A lo expresado se debe sumar que la causal de nulidad que ahora invoca, en tanto que concierne a las ritualidades propias del proceso, bien pudo haberla esgrimido en el transcurso del mismo y en la etapa procesal correspondiente, pues como quedó visto, la configuración de la causal de nulidad a la sazón del recurso extraordinario de revisión solo se puede predicar cuando se generó en la sentencia atacada.
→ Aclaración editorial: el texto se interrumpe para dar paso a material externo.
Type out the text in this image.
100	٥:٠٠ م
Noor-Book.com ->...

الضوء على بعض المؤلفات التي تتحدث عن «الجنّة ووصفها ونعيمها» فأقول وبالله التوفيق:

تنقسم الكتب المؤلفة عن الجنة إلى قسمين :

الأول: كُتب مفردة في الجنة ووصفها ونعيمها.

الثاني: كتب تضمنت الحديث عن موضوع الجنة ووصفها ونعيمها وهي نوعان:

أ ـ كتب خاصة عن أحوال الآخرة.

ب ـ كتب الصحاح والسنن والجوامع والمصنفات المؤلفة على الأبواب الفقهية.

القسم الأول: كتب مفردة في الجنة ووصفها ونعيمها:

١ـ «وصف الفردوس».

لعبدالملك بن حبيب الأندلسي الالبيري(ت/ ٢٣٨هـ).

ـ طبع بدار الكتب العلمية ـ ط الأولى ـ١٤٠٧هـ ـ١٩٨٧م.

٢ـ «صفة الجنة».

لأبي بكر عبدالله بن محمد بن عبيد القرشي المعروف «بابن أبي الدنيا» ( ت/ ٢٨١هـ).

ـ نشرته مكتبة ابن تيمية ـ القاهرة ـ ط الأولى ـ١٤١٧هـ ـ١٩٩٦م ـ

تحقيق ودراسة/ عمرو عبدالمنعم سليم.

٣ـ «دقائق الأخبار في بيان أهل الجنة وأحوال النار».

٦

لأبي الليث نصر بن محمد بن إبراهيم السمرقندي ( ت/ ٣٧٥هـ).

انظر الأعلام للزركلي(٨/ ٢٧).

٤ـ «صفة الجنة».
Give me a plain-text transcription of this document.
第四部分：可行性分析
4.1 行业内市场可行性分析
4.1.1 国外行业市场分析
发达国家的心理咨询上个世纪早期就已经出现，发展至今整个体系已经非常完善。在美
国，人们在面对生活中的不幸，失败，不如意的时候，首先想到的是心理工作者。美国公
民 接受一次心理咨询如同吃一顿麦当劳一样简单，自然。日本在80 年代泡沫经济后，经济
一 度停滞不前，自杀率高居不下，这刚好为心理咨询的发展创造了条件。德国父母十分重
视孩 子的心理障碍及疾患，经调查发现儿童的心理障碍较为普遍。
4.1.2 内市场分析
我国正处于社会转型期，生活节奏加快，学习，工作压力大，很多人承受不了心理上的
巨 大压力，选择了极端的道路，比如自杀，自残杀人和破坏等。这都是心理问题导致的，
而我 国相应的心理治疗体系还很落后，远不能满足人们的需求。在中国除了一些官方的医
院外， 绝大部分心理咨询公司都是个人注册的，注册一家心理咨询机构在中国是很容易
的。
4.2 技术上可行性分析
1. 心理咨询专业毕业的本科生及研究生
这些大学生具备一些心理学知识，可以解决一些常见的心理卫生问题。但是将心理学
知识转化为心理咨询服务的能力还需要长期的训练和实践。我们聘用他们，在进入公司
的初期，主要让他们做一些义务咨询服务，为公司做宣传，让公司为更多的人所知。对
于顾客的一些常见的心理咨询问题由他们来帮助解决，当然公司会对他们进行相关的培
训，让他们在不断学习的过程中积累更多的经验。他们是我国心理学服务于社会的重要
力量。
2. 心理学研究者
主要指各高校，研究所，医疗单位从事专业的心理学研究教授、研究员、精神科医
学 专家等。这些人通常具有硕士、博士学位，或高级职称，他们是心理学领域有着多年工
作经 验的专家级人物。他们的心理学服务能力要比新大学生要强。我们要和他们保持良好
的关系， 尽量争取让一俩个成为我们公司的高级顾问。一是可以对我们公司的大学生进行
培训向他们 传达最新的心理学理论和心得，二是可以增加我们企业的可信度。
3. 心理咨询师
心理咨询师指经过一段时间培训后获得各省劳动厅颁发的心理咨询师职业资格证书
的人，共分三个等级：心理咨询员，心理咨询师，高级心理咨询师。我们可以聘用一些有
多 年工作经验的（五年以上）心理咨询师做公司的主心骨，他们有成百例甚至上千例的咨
A esta altura es importante reiterar que el recurso extraordinario de revisión no es una alternativa procesal para subsanar las falencias en las que las partes o sus apoderados hubieren podido incurrir en el curso del proceso originario, producto de su falta de diligencia en el cumplimiento de las cargas procesales obvias que les son inherentes o por su exigua argumentación. En conclusión, como en el presente asunto no se configuró el presupuesto subjetivo necesario para acreditar la configuración de la causal 6 del artículo 188
del Código Contencioso Administrativo, se denegará por infundado el recurso extraordinario de revisión formulado. En mérito de lo expuesto el Consejo de Estado, Sala de lo Contencioso Administrativo, Sección Segunda, Subsección A, administrando justicia en nombre de la República de Colombia y por autoridad de la Ley, F A L L A PRIMERO. DECLÁRASE INFUNDADO el recurso extraordinario de revisión propuesto por Rafael González Ruda, Flor María Camargo de González, Yehisson Durán González Camargo; Óscar Lorenzo González Camargo; Lidia Patricia González Camargo; Sandra Emilse González Camargo y Linda Yiseth González Camargo, contra la sentencia de 23 de junio 2010, proferida por el Tribunal Administrativo de Boyacá Sala de Decisión 1, a través de la cual se confirmó parcialmente la sentencia emitida el 4 de junio de 2009 por el Juzgado 7 Administrativo de Tunja, de conformidad con lo expuesto en la parte motiva de la presente providencia. SEGUNDO. En firme esta providencia, devuélvase el expediente ordinario al Tribunal de origen y archívese el recurso extraordinario. CÓPIESE, NOTIFÍQUESE Y CÚMPLASE Esta providencia fue estudiada y aprobada por la Sala en sesión de la fecha.